On map making, see [page 111].
A map is useful, and, on an extended tour, almost necessary. Topographic maps, showing towns and roads also, of a large part of the United States are published by the United States Geological Survey. Better maps could not be desired. Different regions are mapped to different scale, but, for the greater part, each map or “quadrangle” covers an area measuring 15′ in extent each way; the scale is 1:62,500, or about a mile to an inch. Each quadrangle measures approximately 12¾ × 17½ inches and displays an area of 210-225 square miles, the area varying with the latitude. To traverse one quadrangle from south to north means, if the country be hilly and the roads winding, to walk twenty miles or more.

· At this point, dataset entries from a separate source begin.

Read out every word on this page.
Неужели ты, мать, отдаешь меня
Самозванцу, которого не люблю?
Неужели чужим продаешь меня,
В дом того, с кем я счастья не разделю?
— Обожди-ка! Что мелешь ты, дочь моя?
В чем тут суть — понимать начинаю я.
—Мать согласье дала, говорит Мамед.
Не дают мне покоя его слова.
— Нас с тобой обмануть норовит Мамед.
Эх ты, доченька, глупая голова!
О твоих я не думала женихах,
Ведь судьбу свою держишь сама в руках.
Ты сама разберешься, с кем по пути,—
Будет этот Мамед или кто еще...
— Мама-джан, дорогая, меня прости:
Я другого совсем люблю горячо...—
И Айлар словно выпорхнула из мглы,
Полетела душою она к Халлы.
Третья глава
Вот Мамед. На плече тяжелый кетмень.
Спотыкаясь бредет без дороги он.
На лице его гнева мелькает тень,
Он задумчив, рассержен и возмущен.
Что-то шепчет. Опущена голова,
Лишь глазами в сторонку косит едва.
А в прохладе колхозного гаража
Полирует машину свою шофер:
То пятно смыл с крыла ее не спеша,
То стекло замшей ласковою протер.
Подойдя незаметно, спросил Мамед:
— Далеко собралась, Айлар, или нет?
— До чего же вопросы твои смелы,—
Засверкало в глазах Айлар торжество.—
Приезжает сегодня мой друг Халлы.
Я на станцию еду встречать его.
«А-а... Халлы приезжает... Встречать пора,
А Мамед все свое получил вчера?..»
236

On these maps water is printed in blue, contour lines in brown, and cultural features—roads, towns, county lines—in black. A contour line is a line which follows the surface at a fixed altitude; one who follows a contour line will go neither uphill nor down, but on the level. The contour interval, that is, the difference in elevation between adjacent contour lines, is stated at the bottom of each quadrangle. It is not uniform for all the areas mapped, and is greater in mountains and less in level regions. Every fourth or fifth contour line is made heavier than the others.
A little experience will teach one to read a contour map at a glance; the shape of the hills is indicated, and their steepness. In addition, these maps bear in figures (and in feet) actual elevations above sea level.
Besides the quadrangles on the unit of area mentioned, the Survey publishes maps to larger scale, of regions of exceptional importance: Boston and vicinity, for instance; Washington and vicinity; the Gettysburg battlefield; the Niagara gorge; Glacier National Park; industrial regions such as Franklin Furnace, N. J., and vicinity.
Application may be made to The Director, United States Geological Survey, Washington, D. C., for an index map of any particular region in which one is interested; the index map is marked off into quadrangles, and each quadrangle bears its distinctive name. Information regarding larger maps is also given. So that, on consulting the index map, one may order by name the particular quadrangles or larger maps he may desire. The price of the quadrangles is ten cents each, or six cents each for fifty or more. The larger maps units are of varying price.
For remoter regions, not yet mapped by Government, ruder maps may ordinarily be had.
Such foreign regions as the Alps are, of course, perfectly mapped. The maps in Baedeker’s guidebooks are good, and better still may be had, if one desires.
It is a good plan to have the maps of one’s home region mounted on linen and shellaced.
Map case. Maps of small size and constantly in use may be put in form for carrying by cutting them into sections and mounting them on linen, with spaces for folding left between the edges of adjacent sections. A map so mounted may be folded and carried in an oiled silk envelope. Leather is not a satisfactory material for such a case, for, when carried in one’s clothing, it becomes wet through with perspiration.